Foi no século XIX, nos EUA e na Europa, que as bicicletas se tornaram emblemáticas da candidatura das mulheres à liberdade e à autodeterminação. Montar numa bicicleta deu às mulheres uma nova mobilidade e desafiou as restrições vitorianas no comportamento feminino. Uma mulher em uma bicicleta já não precisava depender de um homem para o transporte. Podia ir e vir quando quisesse. O entusiasmo pelo ciclismo e pelos direitos das mulheres tornou-se tão entrelaçado que a famosa líder dos direitos da mulher Susan B. Anthony disse uma vez que a bicicleta "tem feito mais para emancipar as mulheres do que qualquer outra coisa no mundo".

 

 O mais misterioso dos animais
 

Frances Willard, líder do grupo feminino cristão Women's Christian Temperance Union, também por aquela época, publicou um livro sobre seus esforços para aprender a andar de bicicleta aos 50 anos. Levou cerca de três meses de prática diária para conquistar "esse mais misterioso dos animais", conforme ela mesma descreveu. Era um processo que Willard usou como metáfora para o domínio das mulheres sobre suas próprias vidas. Seu entusiasmo pela bicicleta inspirou outras mulheres a iniciar na modalidade.

 

Dona do seu corpo

 

Não foram poucas, claro, as tentativas de queimar o filme das bicicletinhas quandos as mulheres começaram a usá-las. Disseram que faria mal para a saúde física e mental, que as mocinhas perderiam a noção do bom comportamento social e tal. Andar de bicicleta significou inclusive ser dona do próprio corpo (discussão que ainda hoje existe nos anos de 2000 e muitos,né?). A liberdade era também sobre a roupa.

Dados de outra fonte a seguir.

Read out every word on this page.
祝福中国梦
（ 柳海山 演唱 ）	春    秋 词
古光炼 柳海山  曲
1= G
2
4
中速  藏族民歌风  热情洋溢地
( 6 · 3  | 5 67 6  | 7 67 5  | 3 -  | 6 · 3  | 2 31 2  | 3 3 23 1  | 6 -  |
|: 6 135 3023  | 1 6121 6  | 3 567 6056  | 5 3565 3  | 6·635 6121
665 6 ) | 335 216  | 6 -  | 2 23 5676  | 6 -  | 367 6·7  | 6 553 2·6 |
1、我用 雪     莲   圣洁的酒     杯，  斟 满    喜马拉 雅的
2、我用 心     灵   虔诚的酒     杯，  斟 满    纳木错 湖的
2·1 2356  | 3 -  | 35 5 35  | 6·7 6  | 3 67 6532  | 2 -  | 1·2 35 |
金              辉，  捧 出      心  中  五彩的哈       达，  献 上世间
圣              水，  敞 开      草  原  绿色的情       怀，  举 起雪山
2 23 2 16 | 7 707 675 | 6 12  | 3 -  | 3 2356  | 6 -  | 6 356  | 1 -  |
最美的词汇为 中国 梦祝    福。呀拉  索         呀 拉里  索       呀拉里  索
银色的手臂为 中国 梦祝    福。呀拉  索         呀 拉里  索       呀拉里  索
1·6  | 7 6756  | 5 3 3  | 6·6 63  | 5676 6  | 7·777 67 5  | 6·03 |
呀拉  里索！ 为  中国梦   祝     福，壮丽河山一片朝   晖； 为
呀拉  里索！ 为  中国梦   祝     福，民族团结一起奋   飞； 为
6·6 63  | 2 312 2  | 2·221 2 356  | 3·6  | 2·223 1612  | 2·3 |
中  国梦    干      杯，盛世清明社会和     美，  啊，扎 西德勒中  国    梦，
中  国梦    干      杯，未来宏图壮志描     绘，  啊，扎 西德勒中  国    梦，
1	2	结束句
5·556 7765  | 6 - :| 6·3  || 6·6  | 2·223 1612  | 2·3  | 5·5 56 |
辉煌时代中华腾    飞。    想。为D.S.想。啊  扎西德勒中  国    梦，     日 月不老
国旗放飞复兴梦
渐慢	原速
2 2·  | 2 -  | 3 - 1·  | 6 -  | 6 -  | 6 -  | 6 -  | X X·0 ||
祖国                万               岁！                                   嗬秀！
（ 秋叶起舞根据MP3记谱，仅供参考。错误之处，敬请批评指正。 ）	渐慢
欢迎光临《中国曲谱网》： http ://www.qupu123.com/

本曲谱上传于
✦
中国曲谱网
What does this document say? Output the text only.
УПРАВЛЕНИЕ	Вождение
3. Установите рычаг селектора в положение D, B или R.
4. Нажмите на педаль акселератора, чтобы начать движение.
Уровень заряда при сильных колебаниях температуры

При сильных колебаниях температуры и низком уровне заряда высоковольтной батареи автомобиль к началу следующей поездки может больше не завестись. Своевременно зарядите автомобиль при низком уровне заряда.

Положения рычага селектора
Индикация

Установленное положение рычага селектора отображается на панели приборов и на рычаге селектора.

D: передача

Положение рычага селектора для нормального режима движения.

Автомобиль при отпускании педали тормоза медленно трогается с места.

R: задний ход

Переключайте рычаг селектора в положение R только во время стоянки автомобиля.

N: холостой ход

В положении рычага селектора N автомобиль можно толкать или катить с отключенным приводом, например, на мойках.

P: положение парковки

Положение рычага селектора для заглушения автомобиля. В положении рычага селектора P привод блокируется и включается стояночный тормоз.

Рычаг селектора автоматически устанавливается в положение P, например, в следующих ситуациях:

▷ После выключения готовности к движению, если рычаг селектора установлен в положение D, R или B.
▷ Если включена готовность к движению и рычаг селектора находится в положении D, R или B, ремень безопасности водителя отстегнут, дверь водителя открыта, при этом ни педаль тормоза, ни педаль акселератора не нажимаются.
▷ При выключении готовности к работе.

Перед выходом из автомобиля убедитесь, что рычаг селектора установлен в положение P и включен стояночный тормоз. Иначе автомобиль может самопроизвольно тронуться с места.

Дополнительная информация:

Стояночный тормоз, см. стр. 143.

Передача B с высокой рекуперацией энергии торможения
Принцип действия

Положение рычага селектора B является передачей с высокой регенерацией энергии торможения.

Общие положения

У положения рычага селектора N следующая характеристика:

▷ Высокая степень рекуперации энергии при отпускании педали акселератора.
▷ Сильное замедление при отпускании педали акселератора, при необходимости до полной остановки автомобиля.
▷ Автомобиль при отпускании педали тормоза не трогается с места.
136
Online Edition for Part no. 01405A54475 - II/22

Os espartilhos restritivos e saias longas que as mulheres usavam não eram exatamente propícios para pedalar. O ciclismo incentivou um vestuário mais prático. "Uma mulher com bandas penduradas em seus quadris e vestida com a cintura apertada e sufocada na garganta, com pesadas saias aparadas arrastando pelas costas e numerosas dobras que aquecem a parte inferior da coluna e com sapatos apertados, deveria estar em agonia ", escreveu Willard em seu livro.

 

Caminho para um novo mundo

 

"Para os homens, a bicicleta no início era apenas um brinquedo novo, outra máquina adicionada à longa lista de dispositivos que conheciam em seu trabalho e no esporte. Para as mulheres, foi um corcel em que elas cavalgaram para um novo mundo", proclamou a Munsey's Magazine, revista de lingua inglesa, em 1896.